Fujikura erlebt derzeit eine scharfe Korrektur. Innerhalb eines Monats verlor der Aktienkurs mehr als 32 Prozent an Wert. Am Montag rutschte das Papier erneut um 7,28 Prozent auf 22,10 Euro ab.
Hohe Ziele treffen auf Skepsis
Der massive Abwärtsdruck steht im krassen Gegensatz zur operativen Entwicklung.
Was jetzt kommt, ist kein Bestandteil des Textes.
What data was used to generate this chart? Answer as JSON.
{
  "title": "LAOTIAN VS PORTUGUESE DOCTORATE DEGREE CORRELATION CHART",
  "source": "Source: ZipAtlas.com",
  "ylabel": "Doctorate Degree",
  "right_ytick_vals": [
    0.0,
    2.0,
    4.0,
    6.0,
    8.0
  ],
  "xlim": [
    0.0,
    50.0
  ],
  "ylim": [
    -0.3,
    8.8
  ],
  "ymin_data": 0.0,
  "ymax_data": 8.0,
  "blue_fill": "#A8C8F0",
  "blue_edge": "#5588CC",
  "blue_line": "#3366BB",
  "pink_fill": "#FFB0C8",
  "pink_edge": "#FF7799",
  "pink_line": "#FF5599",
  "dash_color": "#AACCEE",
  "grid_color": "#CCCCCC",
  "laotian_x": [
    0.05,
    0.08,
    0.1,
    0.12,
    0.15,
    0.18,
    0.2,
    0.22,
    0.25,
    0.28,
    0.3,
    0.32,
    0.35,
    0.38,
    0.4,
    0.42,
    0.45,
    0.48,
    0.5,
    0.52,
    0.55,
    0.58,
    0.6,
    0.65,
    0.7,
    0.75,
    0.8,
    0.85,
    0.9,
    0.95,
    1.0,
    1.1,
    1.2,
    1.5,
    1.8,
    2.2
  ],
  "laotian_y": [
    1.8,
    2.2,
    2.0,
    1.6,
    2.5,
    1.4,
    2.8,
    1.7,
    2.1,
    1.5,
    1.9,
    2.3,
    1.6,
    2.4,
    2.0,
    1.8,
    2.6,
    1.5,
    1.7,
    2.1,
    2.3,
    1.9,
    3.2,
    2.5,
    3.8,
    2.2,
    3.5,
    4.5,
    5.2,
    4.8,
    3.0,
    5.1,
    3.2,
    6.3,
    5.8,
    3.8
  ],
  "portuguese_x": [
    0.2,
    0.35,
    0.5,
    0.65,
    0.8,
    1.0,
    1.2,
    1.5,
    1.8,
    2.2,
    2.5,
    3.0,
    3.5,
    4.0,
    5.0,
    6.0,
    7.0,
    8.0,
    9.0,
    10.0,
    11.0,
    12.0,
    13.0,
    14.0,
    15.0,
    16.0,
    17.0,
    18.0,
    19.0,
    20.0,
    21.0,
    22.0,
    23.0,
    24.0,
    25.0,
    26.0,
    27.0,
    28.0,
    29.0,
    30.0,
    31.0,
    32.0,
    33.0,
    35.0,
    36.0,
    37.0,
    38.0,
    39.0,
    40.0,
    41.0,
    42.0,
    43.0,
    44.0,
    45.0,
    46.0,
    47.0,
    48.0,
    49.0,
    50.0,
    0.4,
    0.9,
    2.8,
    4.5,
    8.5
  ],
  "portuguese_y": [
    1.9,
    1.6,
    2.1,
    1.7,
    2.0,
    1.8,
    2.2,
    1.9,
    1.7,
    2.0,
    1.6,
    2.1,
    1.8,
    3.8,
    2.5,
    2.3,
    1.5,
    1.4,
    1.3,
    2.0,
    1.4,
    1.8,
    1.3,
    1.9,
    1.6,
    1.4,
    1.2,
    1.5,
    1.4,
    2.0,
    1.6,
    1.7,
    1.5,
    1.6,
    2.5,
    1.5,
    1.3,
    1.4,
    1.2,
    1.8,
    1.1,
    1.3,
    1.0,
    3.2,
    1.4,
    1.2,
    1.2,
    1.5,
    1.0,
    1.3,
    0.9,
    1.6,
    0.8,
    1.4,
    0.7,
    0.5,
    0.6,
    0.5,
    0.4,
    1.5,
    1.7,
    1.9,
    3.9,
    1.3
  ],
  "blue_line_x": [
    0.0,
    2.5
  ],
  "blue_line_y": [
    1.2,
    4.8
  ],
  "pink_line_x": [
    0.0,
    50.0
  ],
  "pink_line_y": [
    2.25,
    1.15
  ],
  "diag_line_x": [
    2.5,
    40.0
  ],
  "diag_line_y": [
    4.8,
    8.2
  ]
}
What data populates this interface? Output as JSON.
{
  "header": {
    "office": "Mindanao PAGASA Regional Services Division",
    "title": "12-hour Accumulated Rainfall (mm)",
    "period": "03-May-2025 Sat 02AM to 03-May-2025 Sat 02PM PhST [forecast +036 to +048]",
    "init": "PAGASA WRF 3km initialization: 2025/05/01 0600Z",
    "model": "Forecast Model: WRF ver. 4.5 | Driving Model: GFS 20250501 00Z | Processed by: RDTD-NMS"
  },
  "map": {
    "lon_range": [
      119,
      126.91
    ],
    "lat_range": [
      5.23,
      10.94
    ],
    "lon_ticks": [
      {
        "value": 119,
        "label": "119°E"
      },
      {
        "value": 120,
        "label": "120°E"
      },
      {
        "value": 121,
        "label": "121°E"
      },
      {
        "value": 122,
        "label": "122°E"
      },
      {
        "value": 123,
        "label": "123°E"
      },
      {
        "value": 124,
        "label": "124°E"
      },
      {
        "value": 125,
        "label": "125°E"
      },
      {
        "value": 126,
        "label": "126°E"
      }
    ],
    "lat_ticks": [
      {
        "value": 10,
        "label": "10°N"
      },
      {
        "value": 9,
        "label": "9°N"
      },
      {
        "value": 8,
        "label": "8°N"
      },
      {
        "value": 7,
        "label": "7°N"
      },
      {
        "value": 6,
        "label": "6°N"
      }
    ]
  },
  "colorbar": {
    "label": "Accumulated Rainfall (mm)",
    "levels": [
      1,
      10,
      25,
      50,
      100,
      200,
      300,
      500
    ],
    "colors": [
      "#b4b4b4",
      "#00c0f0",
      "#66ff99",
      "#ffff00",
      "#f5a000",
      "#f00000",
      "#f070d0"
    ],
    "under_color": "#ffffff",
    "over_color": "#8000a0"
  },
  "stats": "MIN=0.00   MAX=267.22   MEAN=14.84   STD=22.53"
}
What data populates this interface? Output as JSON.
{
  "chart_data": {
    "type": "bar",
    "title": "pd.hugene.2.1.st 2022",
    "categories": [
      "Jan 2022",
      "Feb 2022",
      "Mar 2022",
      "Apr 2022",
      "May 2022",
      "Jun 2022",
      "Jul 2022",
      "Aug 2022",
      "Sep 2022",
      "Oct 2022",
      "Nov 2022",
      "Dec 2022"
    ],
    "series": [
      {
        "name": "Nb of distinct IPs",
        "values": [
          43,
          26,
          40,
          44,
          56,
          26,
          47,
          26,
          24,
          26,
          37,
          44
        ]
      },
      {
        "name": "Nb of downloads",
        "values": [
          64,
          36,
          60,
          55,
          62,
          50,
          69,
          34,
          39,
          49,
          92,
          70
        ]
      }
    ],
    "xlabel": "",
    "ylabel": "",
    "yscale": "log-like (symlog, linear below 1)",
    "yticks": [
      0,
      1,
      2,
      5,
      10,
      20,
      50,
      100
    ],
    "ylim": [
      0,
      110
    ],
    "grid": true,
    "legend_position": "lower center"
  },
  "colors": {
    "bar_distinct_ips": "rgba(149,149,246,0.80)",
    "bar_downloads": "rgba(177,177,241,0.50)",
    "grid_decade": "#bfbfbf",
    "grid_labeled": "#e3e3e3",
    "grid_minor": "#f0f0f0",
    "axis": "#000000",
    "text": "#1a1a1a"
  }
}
Erst im Juni hob der japanische Spezialist für Glasfasertechnik seine Prognose kräftig an. Das Management erwartet nun einen operativen Jahresgewinn von 310 Milliarden Yen. Das entspricht einem Plus von 47 Prozent gegenüber der alten Planung.
US-Tech-Riesen treiben das Geschäft massiv voran. Diese Konzerne benötigen für ihre KI-Rechenzentren enorme Mengen an optischen Komponenten. Die Nachfrage nach Hochgeschwindigkeits-Verbindungen sorgt bei Fujikura für volle Auftragsbücher.
Allerdings herrscht am Markt enorme Unsicherheit. Die annualisierte Volatilität kletterte zuletzt auf extreme 123 Prozent. Viele Marktteilnehmer hinterfragen offenbar, ob die hohen Wachstumsraten nach dem aktuellen Boom-Zyklus dauerhaft anhalten können.
Der entscheidende Termin im August
Im August 2026 veröffentlicht das Unternehmen seinen Bericht zum ersten Quartal. Dieser Termin gilt als wichtigster Gradmesser für die kommenden Monate. Marktteilnehmer warten auf Belege für ein nachhaltiges Umsatzwachstum. Die Folge: Hohe Nervosität bis zur Veröffentlichung.
Indes investiert Fujikura massiv in neue Werke. In Japan und den USA soll die Produktion spezieller Glasfaserkabel verdreifacht werden. Der Konzern will seine Marktposition in der KI-Infrastruktur zügig absichern. Der Quartalsbericht im August wird zeigen, wie schnell diese Investitionen erste Erträge liefern.